Several studies have shown a strong association between risk factors for CAD such as diabetes, hypertension, prior CAD and the severity of COVID-19 infection [57]. Severe COVID-19 infections have shown to increase the risk of both Type 1 and type 2 MI the latter through hypoxia related illness due to respiratory compromise and primary infection [58]. Troponin elevation is seen in about 10 to 30% of hospitalized COVID-19 patients and was found to be associated with a higher mortality [59]. However, most of the patients presenting with COVID-19 infection, it was found that troponin elevation was not due to acute coronary syndrome (ACS) but secondary to a non-ACS type of myocardial injury such as myocarditis, pericarditis, heart failure, arrhythmia related or related to lung injury [59].

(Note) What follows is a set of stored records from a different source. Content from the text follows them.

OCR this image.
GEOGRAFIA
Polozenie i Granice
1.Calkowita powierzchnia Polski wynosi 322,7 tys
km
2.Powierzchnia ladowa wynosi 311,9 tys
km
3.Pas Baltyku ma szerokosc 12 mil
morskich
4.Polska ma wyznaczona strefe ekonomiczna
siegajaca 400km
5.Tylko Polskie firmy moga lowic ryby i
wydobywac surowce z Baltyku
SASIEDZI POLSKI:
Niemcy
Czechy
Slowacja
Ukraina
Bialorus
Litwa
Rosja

The importance of using CMR despite TTE findings in adult patients with COVID-19 is highlighted by Case 9. The patient’s TTE mistakenly demonstrated a LVEF of 35–40%, leading to inappropriate therapy with metoprolol and losartan for “acute systolic congestive heart failure”. Of note, the patient’s NT-pro BNP was 48 pg/mL with a non-obese BMI (26 kg/m2). The patient possibly had recurrent post infectious COVID-19 pericarditis as manifested by his symptom course and persistently positive SARS–CoV-2 antibody. He is also at high risk for further recurrence as manifested by pericardial LGE [60]. In the above ways, CMR drastically altered patient management.